Until six years ago, the career path for Peter S. Macrae, AIA, was traditional. That all changed in 2011 when he parted ways with the recession-ravaged firm where he was managing principal and started his own firm.
Macrae ARCHitecture, Inc., based in a suburb of Columbus, OH, has a website, 25 or 30 clients, and an annual portfolio averaging 150 projects. It has everything that a typical architecture firm has, with one notable exception—employees. THE VIRTUAL FIRM Macrae’s firm is a thriving, high-production design firm that delivers architecture, interior and graphic design, project management, and 3D modeling services to clients in the commercial, residential, and civic markets. And he is its only full-time staff. “My goal was to start a firm without any cash,” Macrae says. “I thought that it must be possible to have a full-service, national architecture practice with zero fixed overhead. No rent. No equipment. No payroll. Just a laptop, with everything in the Cloud. And it worked like a charm. I put money into an account on day one just in case, but I’ve never touched it.”
5 KEYS TO RUNNING A ‘VIRTUAL’ FIRM
Here are five key factors that allow Macrae ARCHitecture to complete an average of 150 projects a year with only owner Peter Macrae as a full-time employee:
1. Financial discipline. Despite almost no overhead, Macrae ARCHitecture, Inc. charges the market rate for its services. Macrae also requires clients to pay half the fixedfee up front and the remainder before receiving the final contract documents.
2. Focus on results, not hours.
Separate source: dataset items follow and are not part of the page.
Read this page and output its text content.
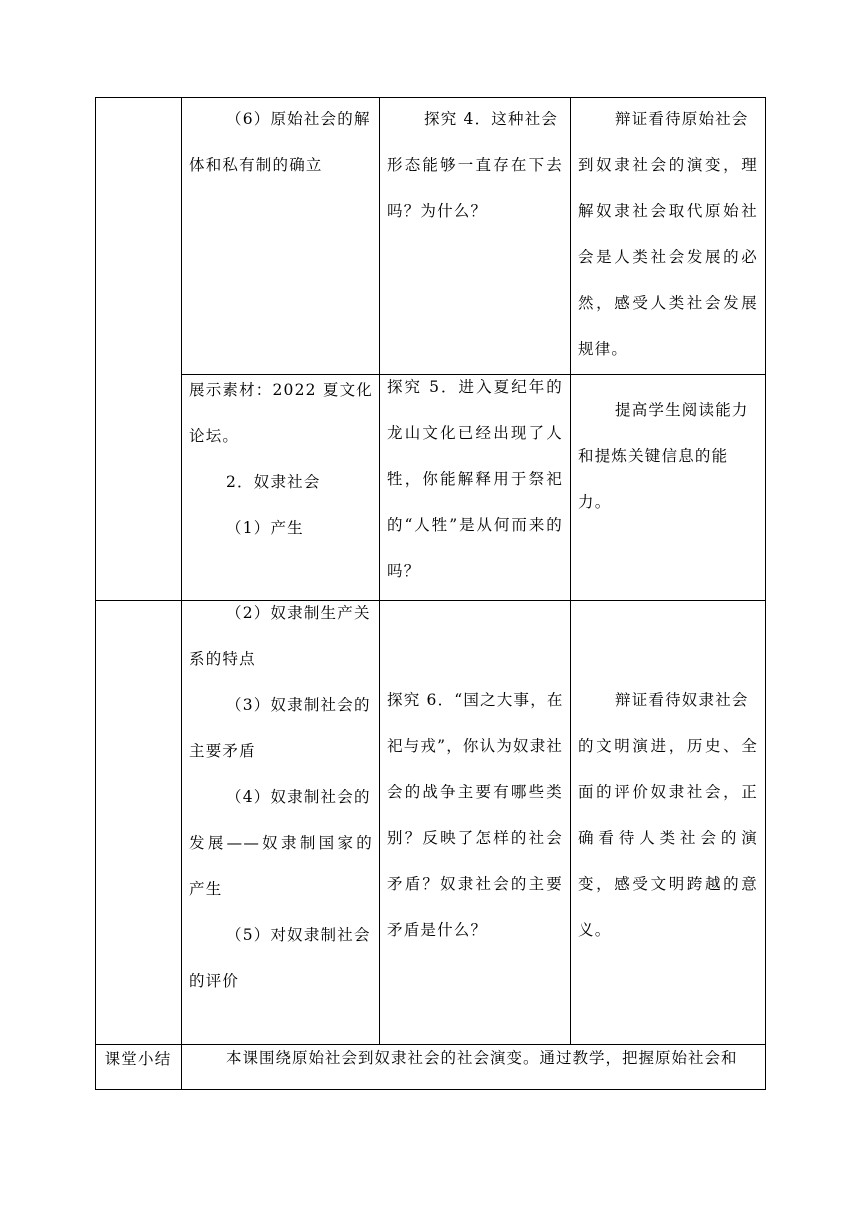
（6）原始社会的解
体和私有制的确立
探究 4．这种社会
形态能够一直存在下去
吗？为什么？
辩证看待原始社会
到奴隶社会的演变，理
解奴隶社会取代原始社
会是人类社会发展的必
然，感受人类社会发展
规律。
展示素材：2022 夏文化
论坛。
2．奴隶社会
（1）产生
探究 5．进入夏纪年的
龙山文化已经出现了人
牲，你能解释用于祭祀
的“人牲”是从何而来的
吗？
提高学生阅读能力
和提炼关键信息的能
力。
（2）奴隶制生产关
系的特点
（3）奴隶制社会的
主要矛盾
（4）奴隶制社会的
发展——奴隶制国家的
产生
（5）对奴隶制社会
的评价
探究 6．“国之大事，在
祀与戎”，你认为奴隶社
会的战争主要有哪些类
别？反映了怎样的社会
矛盾？奴隶社会的主要
矛盾是什么？
辩证看待奴隶社会
的文明演进，历史、全
面的评价奴隶社会，正
确看待人类社会的演
变，感受文明跨越的意
义。
课堂小结	本课围绕原始社会到奴隶社会的社会演变。通过教学，把握原始社会和
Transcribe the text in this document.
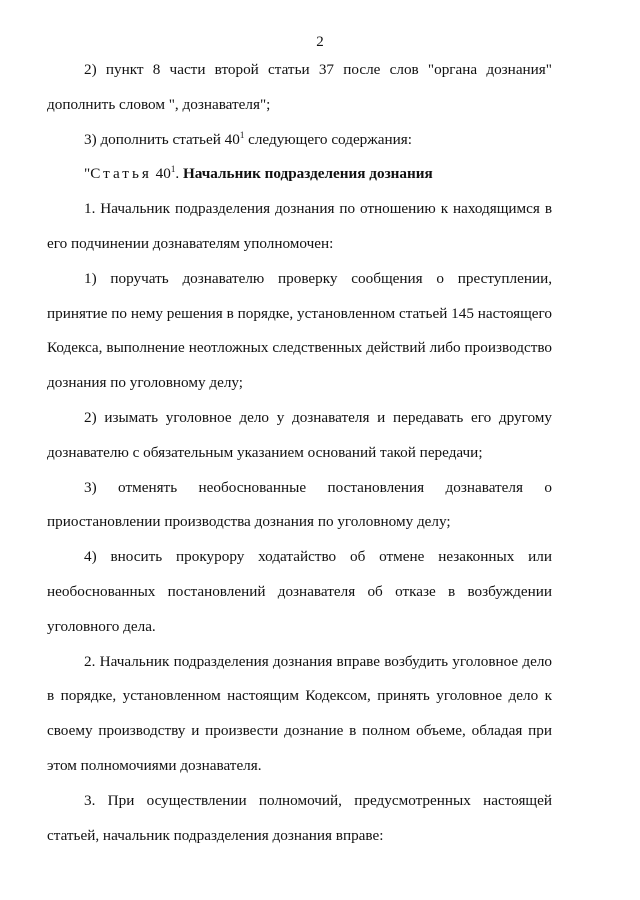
2

2) пункт 8 части второй статьи 37 после слов "органа дознания" дополнить словом ", дознавателя";

3) дополнить статьей $40^1$ следующего содержания:

"Статья $40^1$. Начальник подразделения дознания

1. Начальник подразделения дознания по отношению к находящимся в его подчинении дознавателям уполномочен:

1) поручать дознавателю проверку сообщения о преступлении, принятие по нему решения в порядке, установленном статьей 145 настоящего Кодекса, выполнение неотложных следственных действий либо производство дознания по уголовному делу;

2) изымать уголовное дело у дознавателя и передавать его другому дознавателю с обязательным указанием оснований такой передачи;

3) отменять необоснованные постановления дознавателя о приостановлении производства дознания по уголовному делу;

4) вносить прокурору ходатайство об отмене незаконных или необоснованных постановлений дознавателя об отказе в возбуждении уголовного дела.

2. Начальник подразделения дознания вправе возбудить уголовное дело в порядке, установленном настоящим Кодексом, принять уголовное дело к своему производству и произвести дознание в полном объеме, обладая при этом полномочиями дознавателя.

3. При осуществлении полномочий, предусмотренных настоящей статьей, начальник подразделения дознания вправе:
All projects are fixed-fee. “I’ve actually convinced all the people doing this with me to never again think about how many hours it takes to do something,” he says. “All that matters are the deadline and collectively realizing the profits.”
3. Successful independent contractors. “Every one of the people who works with me is an independent firm owner with their own clients and projects,” says Macrae. “I insisted on it and now we are just one of each other’s clients.”
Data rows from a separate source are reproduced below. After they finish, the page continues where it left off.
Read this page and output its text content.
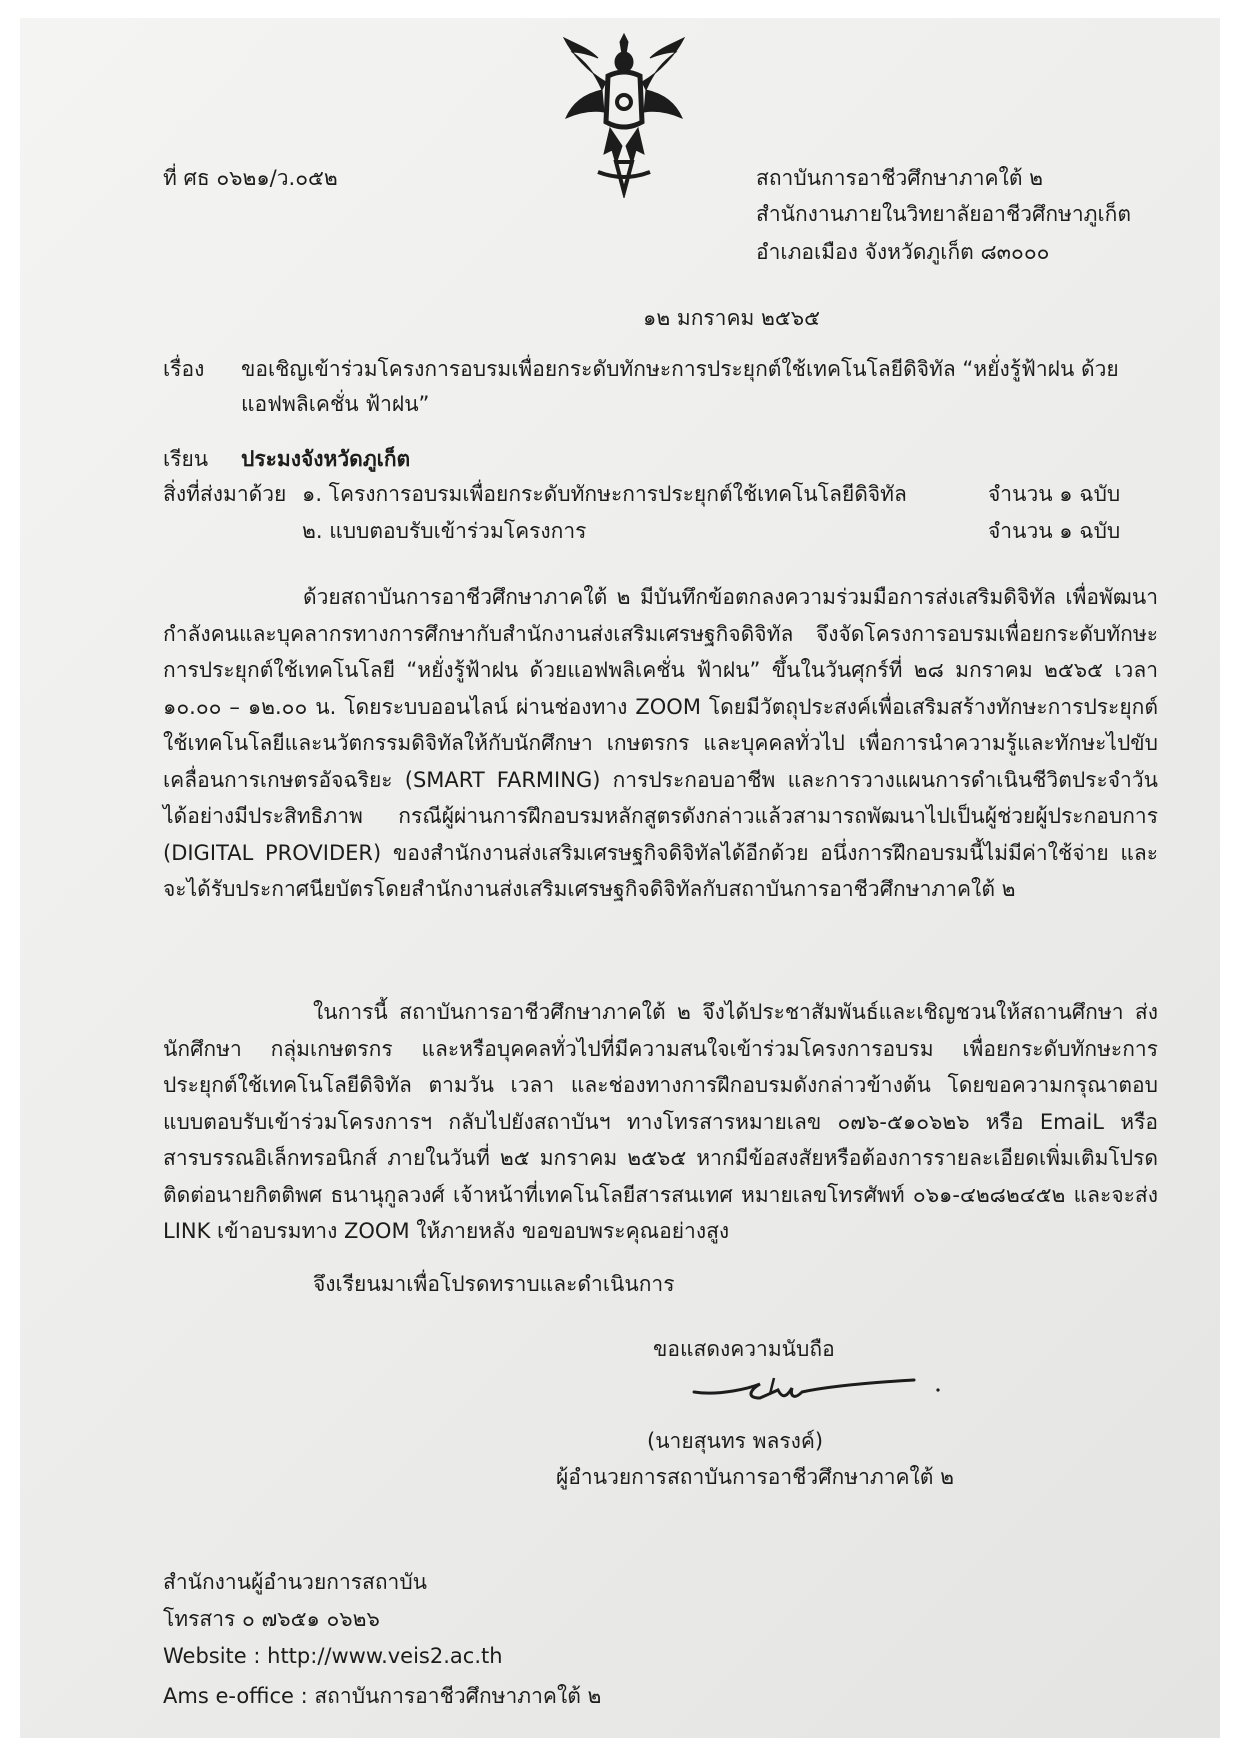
ที่ ศธ ๐๖๒๑/ว.๐๕๒	สถาบันการอาชีวศึกษาภาคใต้ ๒
สำนักงานภายในวิทยาลัยอาชีวศึกษาภูเก็ต
อำเภอเมือง จังหวัดภูเก็ต ๘๓๐๐๐
๑๒ มกราคม ๒๕๖๕
เรื่อง ขอเชิญเข้าร่วมโครงการอบรมเพื่อยกระดับทักษะการประยุกต์ใช้เทคโนโลยีดิจิทัล “หยั่งรู้ฟ้าฝน ด้วย
แอฟพลิเคชั่น ฟ้าฝน”
เรียน ประมงจังหวัดภูเก็ต
สิ่งที่ส่งมาด้วย ๑. โครงการอบรมเพื่อยกระดับทักษะการประยุกต์ใช้เทคโนโลยีดิจิทัล	จำนวน ๑ ฉบับ
๒. แบบตอบรับเข้าร่วมโครงการ	จำนวน ๑ ฉบับ
ด้วยสถาบันการอาชีวศึกษาภาคใต้ ๒ มีบันทึกข้อตกลงความร่วมมือการส่งเสริมดิจิทัล เพื่อพัฒนากำลังคนและบุคลากรทางการศึกษากับสำนักงานส่งเสริมเศรษฐกิจดิจิทัล จึงจัดโครงการอบรมเพื่อยกระดับทักษะการประยุกต์ใช้เทคโนโลยี “หยั่งรู้ฟ้าฝน ด้วยแอฟพลิเคชั่น ฟ้าฝน” ขึ้นในวันศุกร์ที่ ๒๘ มกราคม ๒๕๖๕ เวลา ๑๐.๐๐ – ๑๒.๐๐ น. โดยระบบออนไลน์ ผ่านช่องทาง ZOOM โดยมีวัตถุประสงค์เพื่อเสริมสร้างทักษะการประยุกต์ใช้เทคโนโลยีและนวัตกรรมดิจิทัลให้กับนักศึกษา เกษตรกร และบุคคลทั่วไป เพื่อการนำความรู้และทักษะไปขับเคลื่อนการเกษตรอัจฉริยะ (SMART FARMING) การประกอบอาชีพ และการวางแผนการดำเนินชีวิตประจำวันได้อย่างมีประสิทธิภาพ กรณีผู้ผ่านการฝึกอบรมหลักสูตรดังกล่าวแล้วสามารถพัฒนาไปเป็นผู้ช่วยผู้ประกอบการ (DIGITAL PROVIDER) ของสำนักงานส่งเสริมเศรษฐกิจดิจิทัลได้อีกด้วย อนึ่งการฝึกอบรมนี้ไม่มีค่าใช้จ่าย และจะได้รับประกาศนียบัตรโดยสำนักงานส่งเสริมเศรษฐกิจดิจิทัลกับสถาบันการอาชีวศึกษาภาคใต้ ๒
ในการนี้ สถาบันการอาชีวศึกษาภาคใต้ ๒ จึงได้ประชาสัมพันธ์และเชิญชวนให้สถานศึกษา ส่งนักศึกษา กลุ่มเกษตรกร และหรือบุคคลทั่วไปที่มีความสนใจเข้าร่วมโครงการอบรม เพื่อยกระดับทักษะการประยุกต์ใช้เทคโนโลยีดิจิทัล ตามวัน เวลา และช่องทางการฝึกอบรมดังกล่าวข้างต้น โดยขอความกรุณาตอบแบบตอบรับเข้าร่วมโครงการฯ กลับไปยังสถาบันฯ ทางโทรสารหมายเลข ๐๗๖-๕๑๐๖๒๖ หรือ EmaiL หรือสารบรรณอิเล็กทรอนิกส์ ภายในวันที่ ๒๕ มกราคม ๒๕๖๕ หากมีข้อสงสัยหรือต้องการรายละเอียดเพิ่มเติมโปรดติดต่อนายกิตติพศ ธนานุกูลวงศ์ เจ้าหน้าที่เทคโนโลยีสารสนเทศ หมายเลขโทรศัพท์ ๐๖๑-๔๒๘๒๔๕๒ และจะส่ง LINK เข้าอบรมทาง ZOOM ให้ภายหลัง ขอขอบพระคุณอย่างสูง
จึงเรียนมาเพื่อโปรดทราบและดำเนินการ
ขอแสดงความนับถือ
(นายสุนทร พลรงค์)
ผู้อำนวยการสถาบันการอาชีวศึกษาภาคใต้ ๒
สำนักงานผู้อำนวยการสถาบัน
โทรสาร ๐ ๗๖๕๑ ๐๖๒๖
Website : http://www.veis2.ac.th
Ams e-office : สถาบันการอาชีวศึกษาภาคใต้ ๒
4. The right clients. The vast majority of Macrae’s clients are in the private sector, largely because public-sector clients won’t agree to his contract terms and can sometimes limit a firm’s profit. 5. Appropriate technology. Macrae and his contractors hold meetings using apps like GoToMeeting and Skype, while exchanging files with Dropbox and similar tools.
INSPIRED BY CIRCUMSTANCES
Macrae says the idea came to him in his prior position when he noticed that, although they were in a room together, his staff was working, more or less “virtually.” “The CEO is in the corner office and there’s a big bullpen with all the staff in their ten-by-ten spaces. It’s the same work environment as when I started forty years ago, but instead of having a set of drawings rolled out on a drafting desk, they have ear buds in and they’re throwing electronic files to each other.”
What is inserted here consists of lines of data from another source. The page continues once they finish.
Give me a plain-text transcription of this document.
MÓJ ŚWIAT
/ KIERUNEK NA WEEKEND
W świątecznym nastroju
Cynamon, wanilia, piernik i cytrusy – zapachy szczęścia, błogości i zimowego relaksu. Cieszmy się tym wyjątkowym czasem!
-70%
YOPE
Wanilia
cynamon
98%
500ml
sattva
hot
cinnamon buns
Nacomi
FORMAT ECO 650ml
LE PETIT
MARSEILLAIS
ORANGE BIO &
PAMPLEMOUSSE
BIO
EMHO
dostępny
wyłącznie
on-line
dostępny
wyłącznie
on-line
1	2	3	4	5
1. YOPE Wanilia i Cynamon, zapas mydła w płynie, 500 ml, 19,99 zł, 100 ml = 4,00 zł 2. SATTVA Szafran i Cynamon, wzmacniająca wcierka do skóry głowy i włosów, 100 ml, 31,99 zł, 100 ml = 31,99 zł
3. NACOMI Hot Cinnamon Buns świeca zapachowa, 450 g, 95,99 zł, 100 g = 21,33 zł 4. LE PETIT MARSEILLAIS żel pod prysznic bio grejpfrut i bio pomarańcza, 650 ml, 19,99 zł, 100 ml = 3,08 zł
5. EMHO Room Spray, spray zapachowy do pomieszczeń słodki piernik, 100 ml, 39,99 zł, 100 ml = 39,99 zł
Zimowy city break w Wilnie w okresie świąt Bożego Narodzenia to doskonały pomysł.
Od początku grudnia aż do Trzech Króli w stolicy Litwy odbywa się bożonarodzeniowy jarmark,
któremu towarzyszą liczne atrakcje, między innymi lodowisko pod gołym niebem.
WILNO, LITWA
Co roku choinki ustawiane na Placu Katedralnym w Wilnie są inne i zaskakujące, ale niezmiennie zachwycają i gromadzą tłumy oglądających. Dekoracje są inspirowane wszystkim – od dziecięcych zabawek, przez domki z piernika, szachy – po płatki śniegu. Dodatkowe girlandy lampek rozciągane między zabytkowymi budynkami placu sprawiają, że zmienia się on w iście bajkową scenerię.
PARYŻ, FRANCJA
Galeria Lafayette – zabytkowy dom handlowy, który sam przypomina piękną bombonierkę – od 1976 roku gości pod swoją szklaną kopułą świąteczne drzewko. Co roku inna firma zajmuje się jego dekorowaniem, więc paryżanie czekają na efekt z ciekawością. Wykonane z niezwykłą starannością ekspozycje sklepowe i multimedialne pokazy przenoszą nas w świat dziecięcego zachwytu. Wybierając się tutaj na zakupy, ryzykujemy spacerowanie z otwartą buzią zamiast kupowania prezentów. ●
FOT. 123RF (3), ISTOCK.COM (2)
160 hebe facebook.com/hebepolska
In building his firm of independent consultants, Macrae had a ready-made talent pool from the good employees that his firm laid off as it dwindled from approximately 20 people to six. Even more doors opened with the passing of the Affordable Care Act, easing the considerable worry of high healthcare premiums among his contractors.
PRESENT COMPANY INCLUDED
Macrae’s total stable of talent consists of about 16 contractors, but he works regularly with up to eight. The firm works throughout the U.S., as well as in Canada and Mexico, having grown to six teams. Five are led by midcareer professionals and the sixth by Macrae himself. “We have team leaders located in four different states and five different cities. Four teams serve national accounts, one team does high-end corporate interiors, and I head up the group that does the one-of-a-kind stuff.”
The “virtual” state of the firm remains out of its clients’ view; there’s nothing on the website or in any communications indicating that the firm isn’t like any brick-and-mortar establishment. Macrae’s few overhead costs include regular license renewals, periodic software upgrades, and the necessary liability insurance. “I don’t pretend that this virtual practice model is the great disruptor or that it’s going to be the only way architects are going to deliver services in the future,” Macrae says. “It’s just an alternative. The Internet and all its connectivity have made this type of practice viable.”